La mesa
Ernesto Cera Tecla
Esa tarde, el cansancio no era para menos, el tráfico de la ciudad
y el trabajo de gabinete me habían agotado. Pero el deseo de ir al Café me
levantó el ánimo. Quizá porque no siempre la vida nos obsequia días memorables.
Motivado, dejé la computadora y
me dirigí al espacio decorado
de arte sacro, artesanía mexicana y litografías alusivas al grano
aromático. Al llegar, deslicé la puerta corrediza. No pude dar un paso más.
El pasado me detuvo. Mi mirada se prendió del lirio agazapado en la ventana.
Recordé la mesa que consagré esa tarde de verano. Sí, la tarde que la
joven caminaba por el circuito de la universidad de la Ciudad de México. Su mediana estatura igualaba perfectamente su cuerpo
esbelto. Sus ojos grandes miraban un punto sin fin en el horizonte. Su piel bronceada
resplandecía bajo el sol. Sus labios carnosos presumían sus dientes de cisnes.
Sus cabellos largos y rizados se perdían en el color de la noche. La joven atesoraba una belleza inusual, afable, difícil de olvidar.
Tras el recuerdo, entré al salón aromatizado de café. Las flores
flamencos colgaban en cada esquina. El reloj de pared lidiaba furioso con el
tiempo. Las mesas de encino aguardaban impacientes por todos lados. El Café se había mistificado. Busqué la mesa
inolvidable, pero unos jóvenes uacemitas la tenían ocupada.

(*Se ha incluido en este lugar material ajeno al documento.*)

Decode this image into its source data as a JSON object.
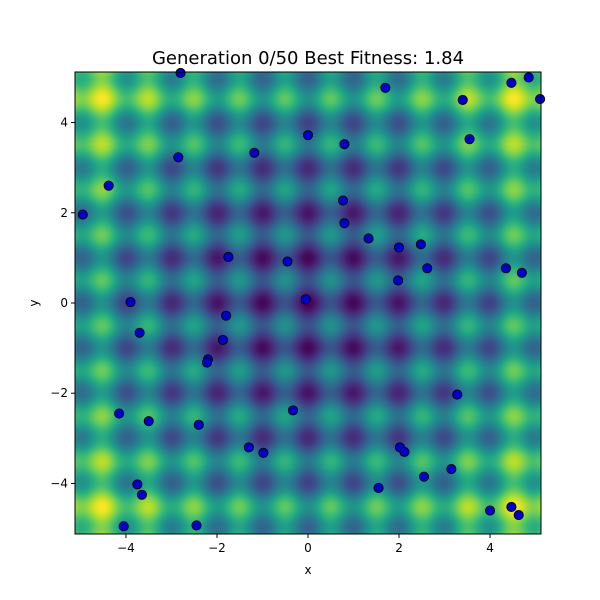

El anhelo de mirar
sus cabellos largos y negros se esfumó con el bullicio de la avenida.
Desganado, tomé la mesa que encontré a mi paso. La añoranza
me hizo indiferente a mis sentidos. En otra mesa no podíamos encontrarnos ni
platicarnos. Perturbado, abrí el
periódico. Intenté distraer la desilusión.
—“Decena
trágica...”— leí.
No pude más. Regresé el Diario a su lugar. Pedí a la mesera me
permitiera poner un disco. Aceptó gustosa. Me dirigí a la computadora y a la discografía. Escogí Poetas de
la guitarra. Inserté el cidi y me apresté a reproducirlo. Pero una fuerza extraña me
impidió hacerlo. Mi no sentido entendió el misterio y paralizó mi cuerpo tras
el cristal polarizado.
—¡No puede ser!— exclamé en silencio.
—¡Sí! Es ella— volví a decirme asombrado.

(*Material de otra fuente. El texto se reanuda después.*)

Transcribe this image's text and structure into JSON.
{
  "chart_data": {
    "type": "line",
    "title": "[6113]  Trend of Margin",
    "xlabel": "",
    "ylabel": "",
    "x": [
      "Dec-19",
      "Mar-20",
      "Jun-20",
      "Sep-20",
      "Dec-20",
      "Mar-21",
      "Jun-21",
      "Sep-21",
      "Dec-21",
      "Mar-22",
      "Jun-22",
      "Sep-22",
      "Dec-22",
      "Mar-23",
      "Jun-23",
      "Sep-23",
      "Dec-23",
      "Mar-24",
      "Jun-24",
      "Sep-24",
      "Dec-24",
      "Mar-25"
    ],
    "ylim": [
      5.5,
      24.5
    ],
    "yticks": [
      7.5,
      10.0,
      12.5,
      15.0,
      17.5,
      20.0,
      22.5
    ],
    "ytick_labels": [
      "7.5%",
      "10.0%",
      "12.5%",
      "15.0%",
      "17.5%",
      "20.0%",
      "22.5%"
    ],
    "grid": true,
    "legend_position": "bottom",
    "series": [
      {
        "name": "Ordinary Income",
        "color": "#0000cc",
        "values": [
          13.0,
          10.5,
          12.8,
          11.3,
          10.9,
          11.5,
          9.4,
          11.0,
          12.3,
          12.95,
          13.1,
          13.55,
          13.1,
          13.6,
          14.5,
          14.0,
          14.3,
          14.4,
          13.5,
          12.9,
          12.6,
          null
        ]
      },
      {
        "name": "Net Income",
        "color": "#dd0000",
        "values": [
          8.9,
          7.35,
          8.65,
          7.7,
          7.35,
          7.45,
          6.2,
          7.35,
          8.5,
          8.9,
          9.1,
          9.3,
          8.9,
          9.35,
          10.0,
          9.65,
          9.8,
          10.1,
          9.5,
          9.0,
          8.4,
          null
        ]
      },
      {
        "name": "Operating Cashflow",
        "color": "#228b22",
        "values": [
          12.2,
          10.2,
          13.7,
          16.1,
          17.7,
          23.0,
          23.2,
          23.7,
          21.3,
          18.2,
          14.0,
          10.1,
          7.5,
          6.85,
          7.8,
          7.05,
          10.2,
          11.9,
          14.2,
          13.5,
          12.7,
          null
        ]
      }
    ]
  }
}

Los jóvenes de la mesa consagrada
callaron y la miraron cruzar de frente. La silueta de la chica tomó la
palabra del silencio. Su falda floreada y entallada dejó
entrever sus muslos desnudos de ébano. Su blusa transparente presumió las luces
de dos luciérnagas palpitantes. Los trazos se pelearon por dibujar su extravagante
cuerpo. La joven trigueña esparció, sin aflicción, su exotismo. La saludé con un
suspiro por la espalda. Conmovido, le
sonreí y volví a la
computadora. Lancé la música.
Los poemas de la música se fundieron en el silencio. Ella se sentó frente a mi
mesa y pidió un té de frutas. Yo, había terminado, pero tuve el deseo de un
café más.
—¡Hola!— la saludé.
—¡Hola!— me contestó a medias.
Después del cumplido, me dijo que la
música le gustaba. En mi turno contesté:
gracias. Enseguida, cruzó las piernas, levantó la espalda hasta pronunciar sus
pechos y se recogió el cabello para extasiarse. Inmóvil, suspiré y bebí el aire
cálido y dulce de sus movimientos. Mientras la música fluía, nos miramos una y
otra vez, platicamos en silencio. La tarde se hizo suave y sensible. Las notas de la música se esparcieron por
todos lados. El ruido se suspendió por instantes. La charla siguió hasta que el
disco decretó una tregua. Al terminar la primera pieza, los chicos de la mesa del
recuerdo se marcharon. No le di importancia. Volvimos al diálogo. Pero
apenas terminé mi turno, el ruido de la puerta corrediza nos detuvo. Un joven
entró apresurado. Se dirigió a Ella.
—¡Raquel! ¡Perdón por la tardanza!— dijo
apenado y sofocado.
—No te preocupes— respondió desganada.
El chico se disculpó con un beso. Pagó
la cuenta, se abrazaron y se retiraron.
Al verla partir, le grité con todas mis
fuerzas:
—¡Raquel!
No contestó.
Entonces las nubes pintaron de gris el cielo, la lluvia cayó en
el asfalto y el viento doblegó mi esperanza. No dije más frente a la mesa
consagrada. También pagué la cuenta y abandoné el Café sin despedirme.